Тот выслушал, ничего не пообещал. А как пришла Евдокия Ивановна за деньгами вподрасчет, он, видно, конторщиков предупредил, те ему донесли, — вышел к ней и сказал:
— Вот что, Евдокия Ивановна, стара ты, и работа у тебя неподходящая для фабрики.
А это уж он врал: у старых мастериц руки дрожат, а как возьмут кисть, откуда сила да точность берется. Правду сказывают: старый конь борозды не испортит. Тут же Нерон просто отговорку искал.
— Неподходящая, — говорит, — работа. И на фабрику ты не ходи и чайников тебе носить не будут. Я это всем отныне запретил.
Стоит перед ним Евдокия Ивановна — куда ее молодая стать девалась, — высохшая, маленькая, под черным платком будто лик с древней иконы. Задрожала она, побелела, и слезинки катятся.
— Батюшка, — жалобно так шепчет, — баринок, милый, а как жить-то? Родных нет. Одна я рабочая. И сестра у меня еще, на моих руках. Чай, знаешь: разумом скорбная.
Стоят вокруг живописки, формовщицы, все смотрят, ведь и верно: погибнут старушки.
Нерон скосил глаз на народ, полез в карман, вынул кошелек, достал зеленую трехрублевую бумажку, протянул:
— Велел бог заботиться о ближних своих. На вот, Христос с тобой.
И ушел, не глядя на старуху.
А она, плача, побрела домой.
День ее не видят соседи, два не видят.
Опасаясь бешеной Липаши, заглянули во двор те живописки, что раньше приносили сестрам чайники.
Тихо там.
Липаша увидела девушек и жалобно сказала:
— И все спит Евдокия, все спит…
Похоронили старушку по обычаю: с певчими из ее же прежних подруг, помянули за кутьей. А на следующий день пропала Липаша, о судьбе которой все гадали: что-то с ней теперь станет?
Нашли ее через три дня: только до колодчика и дошла. Куда брела святая душа, неведомо. А прошла с версту и утомилась, прилегла возле березки, да и уснула сном вечным и непробудным.
Ловкий сыщик
— Я, — говорит, — об этом слышал от судебного деятеля.
Да ведь там с чужих слов, а отец, можно сказать, участник событий.
Ну, а если что не так, не обессудь: прямо-то только сорока летает.
Отец мой первостатейным гравером слыл на всю Россию, на все Кузнецовские фарфоровые заводы.
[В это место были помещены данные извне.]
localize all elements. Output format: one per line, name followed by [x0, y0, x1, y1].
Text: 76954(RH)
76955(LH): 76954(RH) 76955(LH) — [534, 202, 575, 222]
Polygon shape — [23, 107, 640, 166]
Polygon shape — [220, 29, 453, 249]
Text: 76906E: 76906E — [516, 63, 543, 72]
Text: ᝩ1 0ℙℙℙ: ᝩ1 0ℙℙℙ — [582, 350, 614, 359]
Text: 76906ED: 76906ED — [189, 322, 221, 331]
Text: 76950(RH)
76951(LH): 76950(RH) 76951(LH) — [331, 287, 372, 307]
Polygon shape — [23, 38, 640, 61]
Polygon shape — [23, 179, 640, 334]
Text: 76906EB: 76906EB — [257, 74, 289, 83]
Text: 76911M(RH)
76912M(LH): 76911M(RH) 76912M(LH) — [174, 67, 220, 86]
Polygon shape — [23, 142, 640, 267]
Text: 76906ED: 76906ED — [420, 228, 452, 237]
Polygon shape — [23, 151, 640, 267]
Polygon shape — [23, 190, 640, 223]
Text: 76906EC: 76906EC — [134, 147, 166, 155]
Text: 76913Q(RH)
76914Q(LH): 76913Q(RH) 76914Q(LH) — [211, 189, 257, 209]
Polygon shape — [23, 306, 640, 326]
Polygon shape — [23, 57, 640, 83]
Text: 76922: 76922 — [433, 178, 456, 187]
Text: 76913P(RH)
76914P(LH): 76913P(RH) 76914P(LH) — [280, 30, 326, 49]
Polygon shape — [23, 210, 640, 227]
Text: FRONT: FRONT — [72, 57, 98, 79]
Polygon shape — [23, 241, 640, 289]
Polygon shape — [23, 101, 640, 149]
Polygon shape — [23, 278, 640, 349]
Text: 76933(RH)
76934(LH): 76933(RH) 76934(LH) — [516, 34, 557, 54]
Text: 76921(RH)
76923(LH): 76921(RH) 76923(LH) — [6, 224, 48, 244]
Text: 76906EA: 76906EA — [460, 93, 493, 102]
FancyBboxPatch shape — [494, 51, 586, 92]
И произошла с ним такая оказия, когда ему, рабочему человеку, хозяин чуть не в ножки кланялся, христом-богом молил выручить, сделать одолжение, любые деньги сулил, хоть те пятьсот рублей, хоть тысячу — ей-ей! — лишь бы он согласился хозяйскую просьбу уважить. И еще как уговаривал.
— Не я, — говорит, — ходатайствую, сам государь император.
А царь-то тогда знаешь какой был? Под горячую руку ему не попадайся. Штоф водки выпивал, и не стопками, а вприпадочку. Сколько дней в году, сколько святых в раю, столько он и праздновал. Состоял при царе генерал, начальник императорской охраны, тоже любитель сполоснуть зубы. У обоих сапоги по форме — бутылками, с широченными голенищами, а за голенищем коньяк в плоских флягах: сообразили бражники, чтобы близкие не заметили, откуда взялось святое зелье. Трезвый-то царь тихо ступал, в бороде улыбки прятал, на большой медной трубе марши наигрывал, а во хмелю буянил: пудовым кулаком человека мог на месте уложить. И укладывал, очень даже просто.
Может, я не с того конца начал? Пожалуй, что и так.
Тут, понимаешь, в столице все дело-то началось, в Санкт-Петербурге.
Послом одной иностранной державы состоял то ли барон, то ли граф какой, величали его «ваше сиятельство», а фамилия, конечно, мудреная, нерусская, язык сломаешь, выговаривая. Ну, да не в этом суть. Сама история-то с приключениями.
Считался граф-барон первейшим знатоком фарфора. Все в уме держал: какой мастер на какой фабрике какую марку ставил — и будто бы даже мог определить год выпуска чашки, блюда или там вазы. Не особенно сведущий любитель увидит два синих меча на донышке чашки и сразу: «Это саксонский фарфор с фабрики города Мейсена». А граф-барон хитро улыбается: извините, говорит, подвиньтесь: видите возле этих мечей звездочку о шести лучиках? Свидетельствует такой значок о том, что хотя мастер некогда жил в Саксонии, но, разукрашивая вещь, работал на русском заводе господ Гарднеров в Вербилках, и, судя по тому, как золотые бантики в рамке изображены, могу сказать, что звали того замечательного мастера Иоганн Кестнер. А расписал он чашку в шестидесятых или там в семидесятых годах восемнадцатого столетия.